The Eye Chart and the King Actor
What’s been going on at Ye Olde Blogge?
- More Babylon
- Should academics be rewarded for generativity?
- Wendell Berry one and two
- A bunch of quotes — head over and see!
Eskerrik asko for Euskara: “In retrospect, Franco’s attempt to destroy Euskara helped ensure its survival. After all, it was under his rule that the language became not just a means of communication but a symbol of resistance against oppression.”
James Bridle, from Ways of Being:
Both scientific and popular thought tend towards the conclusion that there are ultimately single answers to single questions. What is intelligence? Who possesses it? Where do they fit into our rigid structures and hierarchies of thought and dominion? Perhaps – whisper it – this just isn’t how the world works. The closer we examine and the more forcefully we interrogate and attempt to classify the world, the more complex and unclassifiable it becomes. Taxonomy after taxonomy breaks down and falls apart. In part this is a result of our own innate limitations, the possibly insuperable problem of our own umwelt and human ways-of-being. But it is also a problem of entanglement: the fact that in the more-than-human world, everything is hitched to everything else, and there are no hierarchies: no ‘higher’ or ‘lower’; none more, or less, evolved. Everything is intelligent. Now what?
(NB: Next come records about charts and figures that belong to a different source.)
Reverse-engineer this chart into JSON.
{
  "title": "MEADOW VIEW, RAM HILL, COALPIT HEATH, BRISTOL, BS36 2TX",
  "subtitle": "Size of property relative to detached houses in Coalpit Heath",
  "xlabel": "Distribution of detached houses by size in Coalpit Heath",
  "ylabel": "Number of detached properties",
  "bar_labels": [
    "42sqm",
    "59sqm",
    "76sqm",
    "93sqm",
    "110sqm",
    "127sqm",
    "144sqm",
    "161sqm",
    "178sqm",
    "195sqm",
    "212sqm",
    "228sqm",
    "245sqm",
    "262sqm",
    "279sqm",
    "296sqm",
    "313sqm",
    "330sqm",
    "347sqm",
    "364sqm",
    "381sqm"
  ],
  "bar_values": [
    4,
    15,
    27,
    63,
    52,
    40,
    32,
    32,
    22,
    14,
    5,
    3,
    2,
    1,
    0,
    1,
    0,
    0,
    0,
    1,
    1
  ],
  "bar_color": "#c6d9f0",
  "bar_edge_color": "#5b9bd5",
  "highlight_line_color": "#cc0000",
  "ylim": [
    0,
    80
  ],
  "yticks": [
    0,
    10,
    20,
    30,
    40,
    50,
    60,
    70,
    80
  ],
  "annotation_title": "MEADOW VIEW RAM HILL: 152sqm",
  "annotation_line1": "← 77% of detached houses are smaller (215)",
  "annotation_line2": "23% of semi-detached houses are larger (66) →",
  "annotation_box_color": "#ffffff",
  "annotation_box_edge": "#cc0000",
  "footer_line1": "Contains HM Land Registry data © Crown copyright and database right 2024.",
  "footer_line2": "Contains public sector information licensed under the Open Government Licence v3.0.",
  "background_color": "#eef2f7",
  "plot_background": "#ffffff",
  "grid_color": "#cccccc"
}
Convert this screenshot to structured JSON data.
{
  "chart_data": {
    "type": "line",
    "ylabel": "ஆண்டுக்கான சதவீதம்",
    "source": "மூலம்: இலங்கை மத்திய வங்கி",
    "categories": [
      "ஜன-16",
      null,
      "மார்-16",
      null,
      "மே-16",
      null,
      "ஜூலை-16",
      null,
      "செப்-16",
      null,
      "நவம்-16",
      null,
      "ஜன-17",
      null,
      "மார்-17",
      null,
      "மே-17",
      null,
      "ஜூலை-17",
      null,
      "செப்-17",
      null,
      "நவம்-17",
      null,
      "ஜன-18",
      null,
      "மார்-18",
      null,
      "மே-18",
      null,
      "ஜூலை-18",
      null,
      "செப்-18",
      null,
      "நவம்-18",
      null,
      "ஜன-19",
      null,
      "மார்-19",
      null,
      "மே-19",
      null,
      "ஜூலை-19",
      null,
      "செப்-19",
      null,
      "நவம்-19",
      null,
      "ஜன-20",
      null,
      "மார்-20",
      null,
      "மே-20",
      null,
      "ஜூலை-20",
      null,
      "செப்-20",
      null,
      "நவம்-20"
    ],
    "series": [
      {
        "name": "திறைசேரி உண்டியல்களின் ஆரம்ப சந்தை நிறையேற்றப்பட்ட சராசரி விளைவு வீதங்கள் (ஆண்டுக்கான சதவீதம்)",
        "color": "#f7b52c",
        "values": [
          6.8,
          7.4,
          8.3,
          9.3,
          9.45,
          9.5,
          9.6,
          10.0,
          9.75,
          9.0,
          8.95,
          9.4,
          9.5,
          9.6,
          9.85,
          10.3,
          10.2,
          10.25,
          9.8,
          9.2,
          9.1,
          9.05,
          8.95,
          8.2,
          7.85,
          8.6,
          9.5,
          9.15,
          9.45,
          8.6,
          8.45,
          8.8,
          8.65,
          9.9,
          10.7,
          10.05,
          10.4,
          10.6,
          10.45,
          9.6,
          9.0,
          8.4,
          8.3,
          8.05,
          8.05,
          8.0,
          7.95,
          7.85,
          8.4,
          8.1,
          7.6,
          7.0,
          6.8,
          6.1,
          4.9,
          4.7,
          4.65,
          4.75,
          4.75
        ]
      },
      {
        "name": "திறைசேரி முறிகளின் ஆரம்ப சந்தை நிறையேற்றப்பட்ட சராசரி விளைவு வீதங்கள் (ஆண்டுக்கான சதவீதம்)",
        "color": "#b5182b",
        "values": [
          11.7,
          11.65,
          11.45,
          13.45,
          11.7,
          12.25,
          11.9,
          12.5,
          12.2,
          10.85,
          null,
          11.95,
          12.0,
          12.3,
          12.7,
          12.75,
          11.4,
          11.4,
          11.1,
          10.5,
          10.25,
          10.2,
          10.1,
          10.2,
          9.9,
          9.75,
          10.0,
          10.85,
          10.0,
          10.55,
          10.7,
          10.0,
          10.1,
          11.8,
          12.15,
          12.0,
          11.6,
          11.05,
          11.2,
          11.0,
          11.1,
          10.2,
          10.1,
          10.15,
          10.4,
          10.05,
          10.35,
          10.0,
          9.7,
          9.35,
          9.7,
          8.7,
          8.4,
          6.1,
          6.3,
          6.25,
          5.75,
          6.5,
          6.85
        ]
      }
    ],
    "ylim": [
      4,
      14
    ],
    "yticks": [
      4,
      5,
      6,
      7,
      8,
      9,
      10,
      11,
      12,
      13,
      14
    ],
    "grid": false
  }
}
Interviewed for the BBC by Leslie Megahey, [Welles] said, ‘I have a kind of personality which requires that I play certain kinds of parts, or I discombobulate the scene ... there used to be a form, a division of actors in France, in the Comédie Française, who were called king actors. And I’m a king actor, maybe a bad one, but that’s what I am, you see. And I have to play authoritative roles.’ He adds: ‘but Truffaut was quite right when he says about me that I show the fragility of the great authority, and that’s the thing I do.’
This comment of Truffaut’s is a dazzling aperçu, a key to all of Welles’s acting; his power, while undeniable, seems assumed, put on like a false nose and thus vulnerable. Thus his portrayal of power comes to seem a critique of power: man, proud man, drest in a little brief authority. There is something unself-convinced, both about the role and the actor. It is doubly poignant; a kingly personage whose authority is questionable, played by an actor whose own claim to greatness is not believed in by himself.